I only mentioned the EMC regulations and such because most people aren't aware that there are regulations about this stuff, and certainly wouldn't know what it takes to test for it. (answer: it takes some very expensive gear to run these tests! My employer has well over a million dollars invested in this stuff). Making flashlights or bike lights (in my case) is not a problem, since you can't cause much trouble. Ships are a whole different thing, though!

Steve K.
 
I wasn't sure how the switching driver would effect communications either, so I built one light housing for the boat and put it into service last year; so far there have not been any issues and they love the light. Now I'm building a bunch more, but generally this lighting is only used when the boat is anchored and therefore not running the engines or nav/communication equipment. The boat owner is a family member, I am not running a business or anything, so if they don't work out it's no big deal.

This is a 42' trawler, not a mega-yacht, so once the boat is anchored the largest electrical drain is from the lighting. By switching out the overhead fixtures from 22 watt incandescent to 2.1 watts of LED light, the we can go considerably longer without starting the diesel generator.
 
They come in several flavors: 300ma, 350ma, 500ma, 600ma, 700ma
Mouser Electronics have all of them, but they want $8.06 before shipping for them
Jameco only has the 300, 350, 500, 600 flavors for MW Drivers of this particular size and dimension

I do roll my own drivers once awhile, but I have no idea how they managed to get it to fit in a little potting box like that.
Its based on the LM393, driver schematics are pretty simple. I use a circuit sightly modified from the Velleman K8071 Circuit
2n8zdqu.png

9-18V, 350ma or 700ma [Actually, theres no limit if you vary the sense resistors, maximum 840ma] and theres definite potential, in combination with a thermistor, for IC1A to be configured as a thermal foldback circuit. This could be useful even at 350ma if the fixture is enclosed with little or no moving air.

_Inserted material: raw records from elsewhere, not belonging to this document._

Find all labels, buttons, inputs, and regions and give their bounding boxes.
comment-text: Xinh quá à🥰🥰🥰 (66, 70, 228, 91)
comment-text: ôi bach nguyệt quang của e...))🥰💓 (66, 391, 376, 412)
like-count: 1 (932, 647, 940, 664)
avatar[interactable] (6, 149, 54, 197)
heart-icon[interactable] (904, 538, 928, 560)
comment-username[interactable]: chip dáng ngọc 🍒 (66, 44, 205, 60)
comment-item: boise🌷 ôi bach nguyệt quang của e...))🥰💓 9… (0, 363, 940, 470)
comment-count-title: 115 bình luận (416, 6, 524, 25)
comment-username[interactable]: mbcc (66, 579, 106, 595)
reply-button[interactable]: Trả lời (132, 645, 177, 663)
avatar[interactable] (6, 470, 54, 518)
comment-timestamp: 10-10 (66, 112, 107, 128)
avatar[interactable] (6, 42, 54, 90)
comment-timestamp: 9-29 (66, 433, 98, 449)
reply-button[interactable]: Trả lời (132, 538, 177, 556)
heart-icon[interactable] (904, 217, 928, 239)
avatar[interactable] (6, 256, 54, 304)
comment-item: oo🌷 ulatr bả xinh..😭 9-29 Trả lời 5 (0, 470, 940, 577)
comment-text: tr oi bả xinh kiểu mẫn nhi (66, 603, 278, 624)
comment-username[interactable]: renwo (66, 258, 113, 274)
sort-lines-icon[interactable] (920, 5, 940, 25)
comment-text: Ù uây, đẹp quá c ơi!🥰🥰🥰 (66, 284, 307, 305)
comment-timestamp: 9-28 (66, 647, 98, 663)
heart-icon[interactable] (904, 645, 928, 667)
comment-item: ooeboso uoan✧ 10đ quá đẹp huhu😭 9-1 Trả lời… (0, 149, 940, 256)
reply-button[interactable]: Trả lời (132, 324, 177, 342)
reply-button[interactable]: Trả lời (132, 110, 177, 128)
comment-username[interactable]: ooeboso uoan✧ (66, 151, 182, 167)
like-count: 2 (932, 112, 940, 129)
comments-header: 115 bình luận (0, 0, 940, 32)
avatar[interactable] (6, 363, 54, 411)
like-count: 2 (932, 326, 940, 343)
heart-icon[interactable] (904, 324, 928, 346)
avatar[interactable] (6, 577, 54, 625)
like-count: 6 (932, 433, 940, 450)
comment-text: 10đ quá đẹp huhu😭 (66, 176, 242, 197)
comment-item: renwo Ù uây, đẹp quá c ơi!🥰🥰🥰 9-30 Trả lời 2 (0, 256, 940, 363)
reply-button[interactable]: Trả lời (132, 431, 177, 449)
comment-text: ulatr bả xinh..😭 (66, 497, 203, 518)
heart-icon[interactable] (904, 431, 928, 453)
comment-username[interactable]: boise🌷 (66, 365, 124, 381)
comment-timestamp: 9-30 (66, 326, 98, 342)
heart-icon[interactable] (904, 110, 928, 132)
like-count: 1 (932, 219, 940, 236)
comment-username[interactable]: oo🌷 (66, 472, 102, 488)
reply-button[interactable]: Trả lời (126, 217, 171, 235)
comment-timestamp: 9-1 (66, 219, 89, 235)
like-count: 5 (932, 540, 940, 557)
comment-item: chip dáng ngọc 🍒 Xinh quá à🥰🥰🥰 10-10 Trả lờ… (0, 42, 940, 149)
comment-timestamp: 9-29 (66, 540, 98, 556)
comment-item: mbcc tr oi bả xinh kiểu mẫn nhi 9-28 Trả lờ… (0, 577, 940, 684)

sir where is the pin1 of lm393 connected to in this circuit
and can a normal 1 ohm 1/2 watt resistors be used in place of R6 and R7 , i am going to use this circuit to drive 2 3W leds on a 12 volt 2 amp DC power input n pls suggest suitable mods...kindly help
 
sir where is the pin1 of lm393 connected to in this circuit
and can a normal 1 ohm 1/2 watt resistors be used in place of R6 and R7 , i am going to use this circuit to drive 2 3W leds on a 12 volt 2 amp DC power input n pls suggest suitable mods...kindly help


This was copied verbatim from the kit's pdf
http://www.esr.co.uk/manuals/k8071.pdf

The LM393 has two voltage comparators on board, the circuit uses only one, so the output pin of one comparator is left floating.

I don't see why not, a single 1 ohm 1/2W from the looks of it will operate the LEDs at 700mA. I'd say build it and test the LED current till you find a resistor most suitable.